Nmap scan report for 10.10.10.171 Host is up (0.067s latency). Not shown: 998 closed tcp ports (conn-refused) PORT STATE SERVICE VERSION 8009/tcp open ajp13 Apache Jserv (Protocol v1.3) | ajp-methods: |_ Supported methods: GET HEAD POST OPTIONS 8080/tcp open http Apache Tomcat 9.0.30 |_http-title: Apache Tomcat/9.0.30 |_http-favicon: Apache Tomcat
Straight off the bat it appears the server will be vulnerable to GhostCat (Tomcat 9.0.30) so we’ll hop into Metasploit and see if there’s a module we can use.

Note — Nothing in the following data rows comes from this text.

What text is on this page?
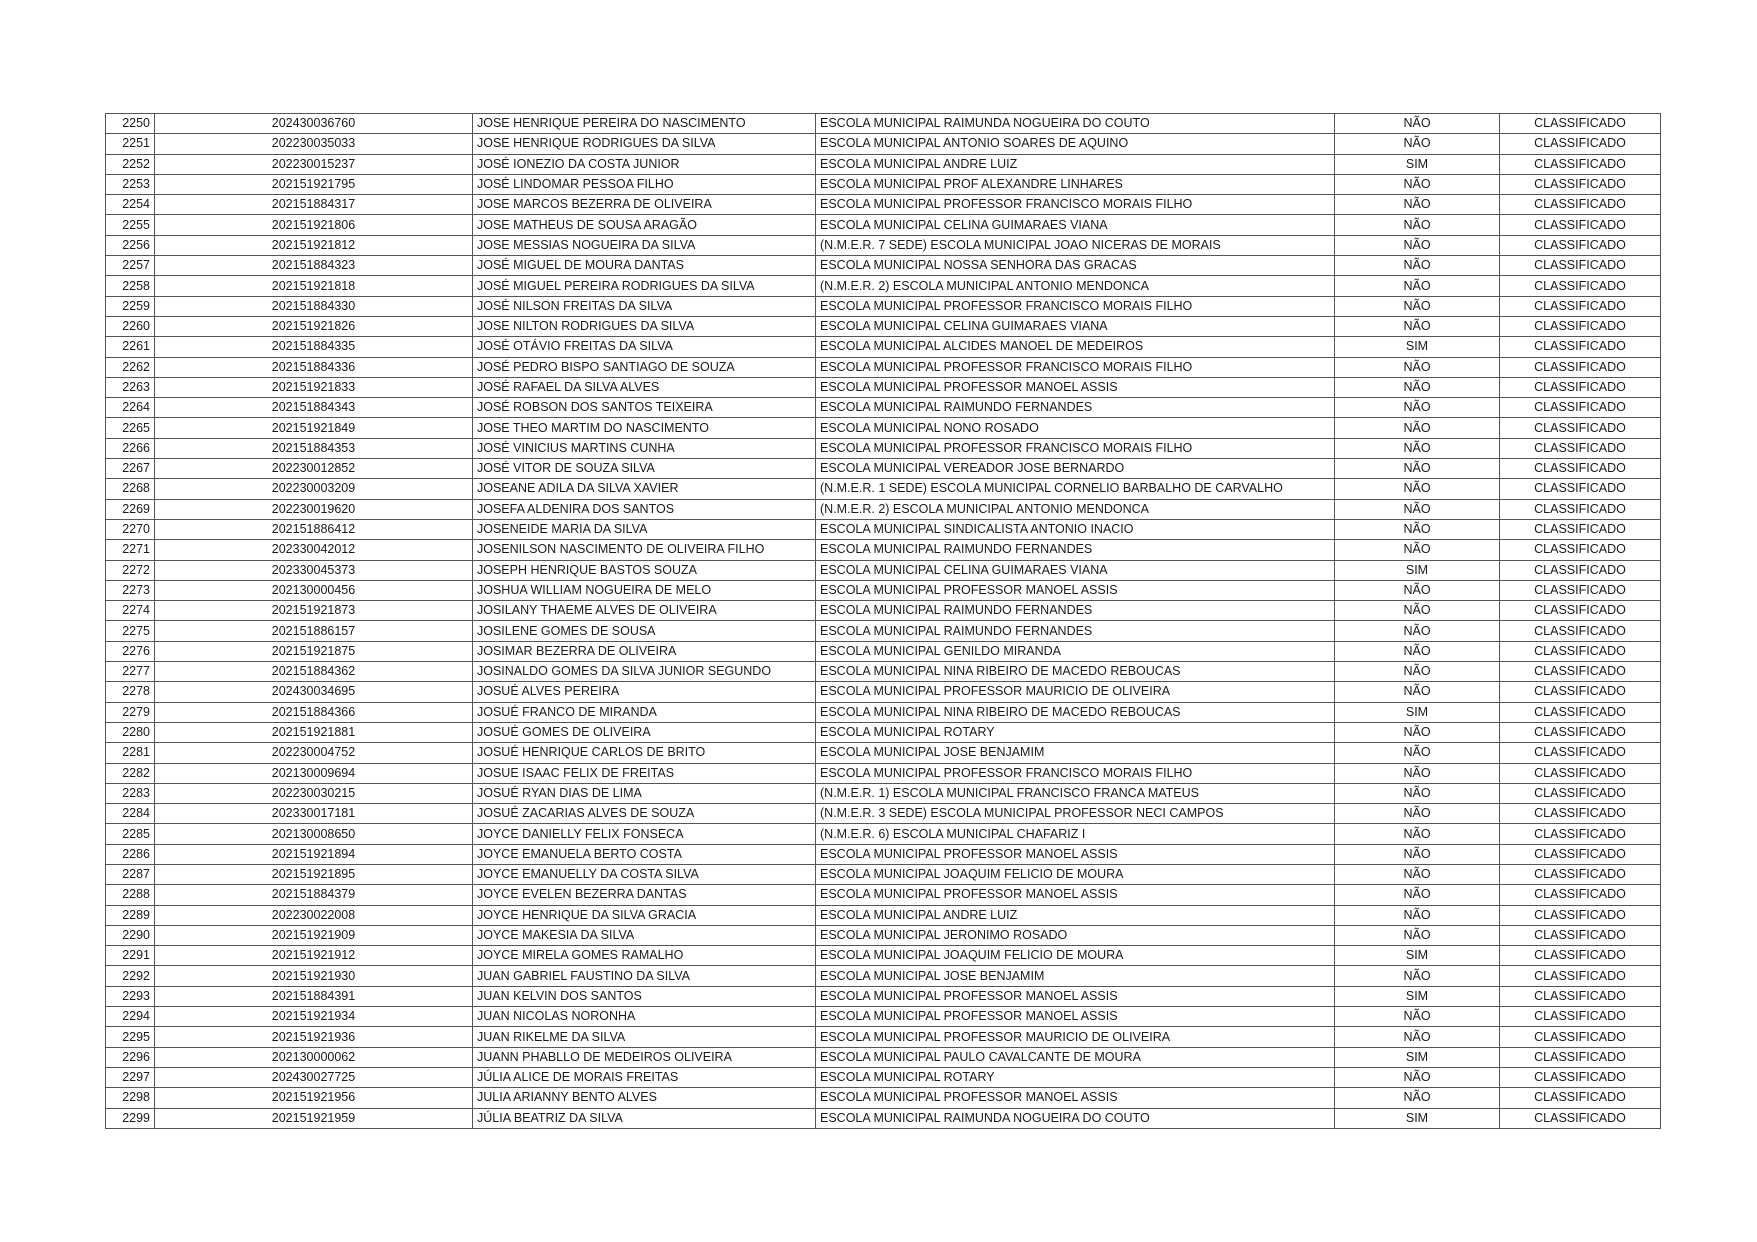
2250	202430036760	JOSE HENRIQUE PEREIRA DO NASCIMENTO	ESCOLA MUNICIPAL RAIMUNDA NOGUEIRA DO COUTO	NÃO	CLASSIFICADO
2251	202230035033	JOSE HENRIQUE RODRIGUES DA SILVA	ESCOLA MUNICIPAL ANTONIO SOARES DE AQUINO	NÃO	CLASSIFICADO
2252	202230015237	JOSÉ IONEZIO DA COSTA JUNIOR	ESCOLA MUNICIPAL ANDRE LUIZ	SIM	CLASSIFICADO
2253	202151921795	JOSÉ LINDOMAR PESSOA FILHO	ESCOLA MUNICIPAL PROF ALEXANDRE LINHARES	NÃO	CLASSIFICADO
2254	202151884317	JOSE MARCOS BEZERRA DE OLIVEIRA	ESCOLA MUNICIPAL PROFESSOR FRANCISCO MORAIS FILHO	NÃO	CLASSIFICADO
2255	202151921806	JOSE MATHEUS DE SOUSA ARAGÃO	ESCOLA MUNICIPAL CELINA GUIMARAES VIANA	NÃO	CLASSIFICADO
2256	202151921812	JOSE MESSIAS NOGUEIRA DA SILVA	(N.M.E.R. 7 SEDE) ESCOLA MUNICIPAL JOAO NICERAS DE MORAIS	NÃO	CLASSIFICADO
2257	202151884323	JOSÉ MIGUEL DE MOURA DANTAS	ESCOLA MUNICIPAL NOSSA SENHORA DAS GRACAS	NÃO	CLASSIFICADO
2258	202151921818	JOSÉ MIGUEL PEREIRA RODRIGUES DA SILVA	(N.M.E.R. 2) ESCOLA MUNICIPAL ANTONIO MENDONCA	NÃO	CLASSIFICADO
2259	202151884330	JOSÉ NILSON FREITAS DA SILVA	ESCOLA MUNICIPAL PROFESSOR FRANCISCO MORAIS FILHO	NÃO	CLASSIFICADO
2260	202151921826	JOSE NILTON RODRIGUES DA SILVA	ESCOLA MUNICIPAL CELINA GUIMARAES VIANA	NÃO	CLASSIFICADO
2261	202151884335	JOSÉ OTÁVIO FREITAS DA SILVA	ESCOLA MUNICIPAL ALCIDES MANOEL DE MEDEIROS	SIM	CLASSIFICADO
2262	202151884336	JOSÉ PEDRO BISPO SANTIAGO DE SOUZA	ESCOLA MUNICIPAL PROFESSOR FRANCISCO MORAIS FILHO	NÃO	CLASSIFICADO
2263	202151921833	JOSÉ RAFAEL DA SILVA ALVES	ESCOLA MUNICIPAL PROFESSOR MANOEL ASSIS	NÃO	CLASSIFICADO
2264	202151884343	JOSÉ ROBSON DOS SANTOS TEIXEIRA	ESCOLA MUNICIPAL RAIMUNDO FERNANDES	NÃO	CLASSIFICADO
2265	202151921849	JOSE THEO MARTIM DO NASCIMENTO	ESCOLA MUNICIPAL NONO ROSADO	NÃO	CLASSIFICADO
2266	202151884353	JOSÉ VINICIUS MARTINS CUNHA	ESCOLA MUNICIPAL PROFESSOR FRANCISCO MORAIS FILHO	NÃO	CLASSIFICADO
2267	202230012852	JOSÉ VITOR DE SOUZA SILVA	ESCOLA MUNICIPAL VEREADOR JOSE BERNARDO	NÃO	CLASSIFICADO
2268	202230003209	JOSEANE ADILA DA SILVA XAVIER	(N.M.E.R. 1 SEDE) ESCOLA MUNICIPAL CORNELIO BARBALHO DE CARVALHO	NÃO	CLASSIFICADO
2269	202230019620	JOSEFA ALDENIRA DOS SANTOS	(N.M.E.R. 2) ESCOLA MUNICIPAL ANTONIO MENDONCA	NÃO	CLASSIFICADO
2270	202151886412	JOSENEIDE MARIA DA SILVA	ESCOLA MUNICIPAL SINDICALISTA ANTONIO INACIO	NÃO	CLASSIFICADO
2271	202330042012	JOSENILSON NASCIMENTO DE OLIVEIRA FILHO	ESCOLA MUNICIPAL RAIMUNDO FERNANDES	NÃO	CLASSIFICADO
2272	202330045373	JOSEPH HENRIQUE BASTOS SOUZA	ESCOLA MUNICIPAL CELINA GUIMARAES VIANA	SIM	CLASSIFICADO
2273	202130000456	JOSHUA WILLIAM NOGUEIRA DE MELO	ESCOLA MUNICIPAL PROFESSOR MANOEL ASSIS	NÃO	CLASSIFICADO
2274	202151921873	JOSILANY THAEME ALVES DE OLIVEIRA	ESCOLA MUNICIPAL RAIMUNDO FERNANDES	NÃO	CLASSIFICADO
2275	202151886157	JOSILENE GOMES DE SOUSA	ESCOLA MUNICIPAL RAIMUNDO FERNANDES	NÃO	CLASSIFICADO
2276	202151921875	JOSIMAR BEZERRA DE OLIVEIRA	ESCOLA MUNICIPAL GENILDO MIRANDA	NÃO	CLASSIFICADO
2277	202151884362	JOSINALDO GOMES DA SILVA JUNIOR SEGUNDO	ESCOLA MUNICIPAL NINA RIBEIRO DE MACEDO REBOUCAS	NÃO	CLASSIFICADO
2278	202430034695	JOSUÉ ALVES PEREIRA	ESCOLA MUNICIPAL PROFESSOR MAURICIO DE OLIVEIRA	NÃO	CLASSIFICADO
2279	202151884366	JOSUÉ FRANCO DE MIRANDA	ESCOLA MUNICIPAL NINA RIBEIRO DE MACEDO REBOUCAS	SIM	CLASSIFICADO
2280	202151921881	JOSUÉ GOMES DE OLIVEIRA	ESCOLA MUNICIPAL ROTARY	NÃO	CLASSIFICADO
2281	202230004752	JOSUÉ HENRIQUE CARLOS DE BRITO	ESCOLA MUNICIPAL JOSE BENJAMIM	NÃO	CLASSIFICADO
2282	202130009694	JOSUE ISAAC FELIX DE FREITAS	ESCOLA MUNICIPAL PROFESSOR FRANCISCO MORAIS FILHO	NÃO	CLASSIFICADO
2283	202230030215	JOSUÉ RYAN DIAS DE LIMA	(N.M.E.R. 1) ESCOLA MUNICIPAL FRANCISCO FRANCA MATEUS	NÃO	CLASSIFICADO
2284	202330017181	JOSUÉ ZACARIAS ALVES DE SOUZA	(N.M.E.R. 3 SEDE) ESCOLA MUNICIPAL PROFESSOR NECI CAMPOS	NÃO	CLASSIFICADO
2285	202130008650	JOYCE DANIELLY FELIX FONSECA	(N.M.E.R. 6) ESCOLA MUNICIPAL CHAFARIZ I	NÃO	CLASSIFICADO
2286	202151921894	JOYCE EMANUELA BERTO COSTA	ESCOLA MUNICIPAL PROFESSOR MANOEL ASSIS	NÃO	CLASSIFICADO
2287	202151921895	JOYCE EMANUELLY DA COSTA SILVA	ESCOLA MUNICIPAL JOAQUIM FELICIO DE MOURA	NÃO	CLASSIFICADO
2288	202151884379	JOYCE EVELEN BEZERRA DANTAS	ESCOLA MUNICIPAL PROFESSOR MANOEL ASSIS	NÃO	CLASSIFICADO
2289	202230022008	JOYCE HENRIQUE DA SILVA GRACIA	ESCOLA MUNICIPAL ANDRE LUIZ	NÃO	CLASSIFICADO
2290	202151921909	JOYCE MAKESIA DA SILVA	ESCOLA MUNICIPAL JERONIMO ROSADO	NÃO	CLASSIFICADO
2291	202151921912	JOYCE MIRELA GOMES RAMALHO	ESCOLA MUNICIPAL JOAQUIM FELICIO DE MOURA	SIM	CLASSIFICADO
2292	202151921930	JUAN GABRIEL FAUSTINO DA SILVA	ESCOLA MUNICIPAL JOSE BENJAMIM	NÃO	CLASSIFICADO
2293	202151884391	JUAN KELVIN DOS SANTOS	ESCOLA MUNICIPAL PROFESSOR MANOEL ASSIS	SIM	CLASSIFICADO
2294	202151921934	JUAN NICOLAS NORONHA	ESCOLA MUNICIPAL PROFESSOR MANOEL ASSIS	NÃO	CLASSIFICADO
2295	202151921936	JUAN RIKELME DA SILVA	ESCOLA MUNICIPAL PROFESSOR MAURICIO DE OLIVEIRA	NÃO	CLASSIFICADO
2296	202130000062	JUANN PHABLLO DE MEDEIROS OLIVEIRA	ESCOLA MUNICIPAL PAULO CAVALCANTE DE MOURA	SIM	CLASSIFICADO
2297	202430027725	JÚLIA ALICE DE MORAIS FREITAS	ESCOLA MUNICIPAL ROTARY	NÃO	CLASSIFICADO
2298	202151921956	JULIA ARIANNY BENTO ALVES	ESCOLA MUNICIPAL PROFESSOR MANOEL ASSIS	NÃO	CLASSIFICADO
2299	202151921959	JÚLIA BEATRIZ DA SILVA	ESCOLA MUNICIPAL RAIMUNDA NOGUEIRA DO COUTO	SIM	CLASSIFICADO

We get some creds for Tomcat manager, so let’s see if we can log in.
We can’t, however using this creds we can log into the host manager. It allows us to connect to a virtual host and install an app so they do work. After a bit of Googling we find a curl syntax to upload a revshell that we can create with msfvenom.
curl --upload-file revshell.war -u webdev:'Hgj3LA$02D$Fa@21' 'http://dotjar.thm:8080/manager/text/deploy?path=/' OK - Deployed application at context path [/revshell.war]
Now we can trigger the shell via the URL.
The first thing to do is run Linpeas and see what sticks out, before doing some further digging. There was notably no SSH open on this server so we won’t be able to get a really nice session at any point. We don’t have access to any user flags, so imagining we have to pivot through a couple of users.
Linpeas shows us an interesting backup file, which is literally a backup of /etc/shadow
So with the help of unshadow and john the ripper we very quickly get ourselves some creds for the jdk-admin user.
We can execute any .jar file as root, so all we need to do is create a malicious payload with msfvenom (again!) and we can pop a nice root shell.
There we go, grab the flags and pwn the box. A pretty straight forward room. Glad I didn’t have to anything with Java, phew.